Para os casos de violência sexual, seja ela uma “encoxada” ou uma penetração forçada, é preciso que o metrô utilize a tecnologia disponível atualmente no Brasil. As câmeras precisam funcionar em posicionamento privilegiado, para que todas as áreas do vagão sejam monitoradas. Mais fundamental ainda é poder contar com a apuração dessas gravações, sem má vontade dos responsáveis, que precisam considerar a denúncia com sua devida importância.

Nossa sociedade é bastante paranóica quando o assunto é assalto, mas não parece se importar tanto assim com a violência sexual. Essa mentalidade precisa mudar, não para promover pânico e trazer audiência aos programas televisivos sensacionalistas, mas para que as mulheres possam se sentir um pouco mais amparadas pelos mecanismos de segurança. É possível repensar o papel dos seguranças, onde estão localizados, se estão acessíveis, se estão preparados para atender a essas demandas e se os funcionários do metrô estarão em prontidão para prevenir, interromper e identificar o abuso sexual.

3) Realizar campanhas educativas sobre a violência sexual

O governo e as empresas de transporte precisam somar suas forças para lançar e manter regularmente campanhas que ensinem à população o que é a violência sexual e como combatê-la. É possível e necessário ensinar às pessoas que a violência sexual é gerada pelo machismo e que ele deve ser combatido. Dizer “não estupre” já seria um avanço, tendo em vista que em pleno ano de 2014 nossa cultura ainda prefere ensinar mulheres a não “se exporem”. Também é preciso orientar a respeito do crime de estupro, que não dependente da penetração para que seja enquadrado como tal. Há muito conteúdo para explicar, mas os governantes e empresários devem mostrar que se importam e se comprometem.
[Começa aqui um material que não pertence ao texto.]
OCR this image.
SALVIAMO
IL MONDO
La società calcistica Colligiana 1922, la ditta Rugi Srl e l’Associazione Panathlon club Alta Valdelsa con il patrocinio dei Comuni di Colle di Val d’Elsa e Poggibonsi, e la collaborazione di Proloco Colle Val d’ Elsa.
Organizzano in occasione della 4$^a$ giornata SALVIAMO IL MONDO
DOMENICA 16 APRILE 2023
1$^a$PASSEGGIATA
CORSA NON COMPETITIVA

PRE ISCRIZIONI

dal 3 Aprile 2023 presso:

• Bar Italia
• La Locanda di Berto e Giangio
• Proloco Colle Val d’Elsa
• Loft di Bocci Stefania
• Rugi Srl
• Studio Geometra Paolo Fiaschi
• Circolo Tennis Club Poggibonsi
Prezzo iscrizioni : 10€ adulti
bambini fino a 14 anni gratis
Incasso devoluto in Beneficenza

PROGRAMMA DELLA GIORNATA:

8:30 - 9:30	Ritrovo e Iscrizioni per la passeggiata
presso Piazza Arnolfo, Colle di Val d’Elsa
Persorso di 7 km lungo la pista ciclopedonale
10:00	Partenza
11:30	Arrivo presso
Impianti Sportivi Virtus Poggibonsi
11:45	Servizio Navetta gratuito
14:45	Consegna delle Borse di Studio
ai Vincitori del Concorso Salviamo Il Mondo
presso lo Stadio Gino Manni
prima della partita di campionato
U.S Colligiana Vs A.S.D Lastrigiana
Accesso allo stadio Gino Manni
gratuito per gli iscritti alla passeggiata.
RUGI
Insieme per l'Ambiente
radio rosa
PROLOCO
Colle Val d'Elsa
Mas tudo isso ainda não seria o suficiente; é preciso valorizar e consultar os trabalhos dos movimentos e instituições feministas para realizar campanhas que sejam realmente educativas.

4) Quebrar o silêncio

Lamentavelmente, muitas pessoas presenciam esses abusos e mesmo assim se mantêm caladas. Muitas agem assim por medo, outras porque não se sentem capacitadas para tomar alguma atitude; mas ainda há aquelas que simplesmente não enxergam a gravidade da violência. Para todos os brasileiros, é preciso que haja encorajamento e campanhas pela quebra do silêncio. Para que auxiliem as vítimas e busquem intervir em situações de violência, seja criando uma situação de exposição do agressor, quando se tem certeza de que não está armado, ou o denunciando às autoridades responsáveis. Unindo as campanhas de conscientização, a promoção da empatia e do engajamento social e as campanhas de educação contra o machismo, muitos resultados positivos e efetivos seriam colhidos. Esse tipo de política, sim, gera mudança social duradoura.

E não acaba por aqui…

Por fim, é importante lembrar que a discussão não se limita aos tópicos apresentados. O debate é extenso e, como tudo que envolve valores culturais, bastante complexo. Mas com bastante didática e luta, existem alternativas para a dignidade feminina no Brasil e no mundo. Chegamos até aqui com muitas conquistas e precisamos caminhar na direção de muitas outras. Abra-se ao debate, reflita e busque mais informações.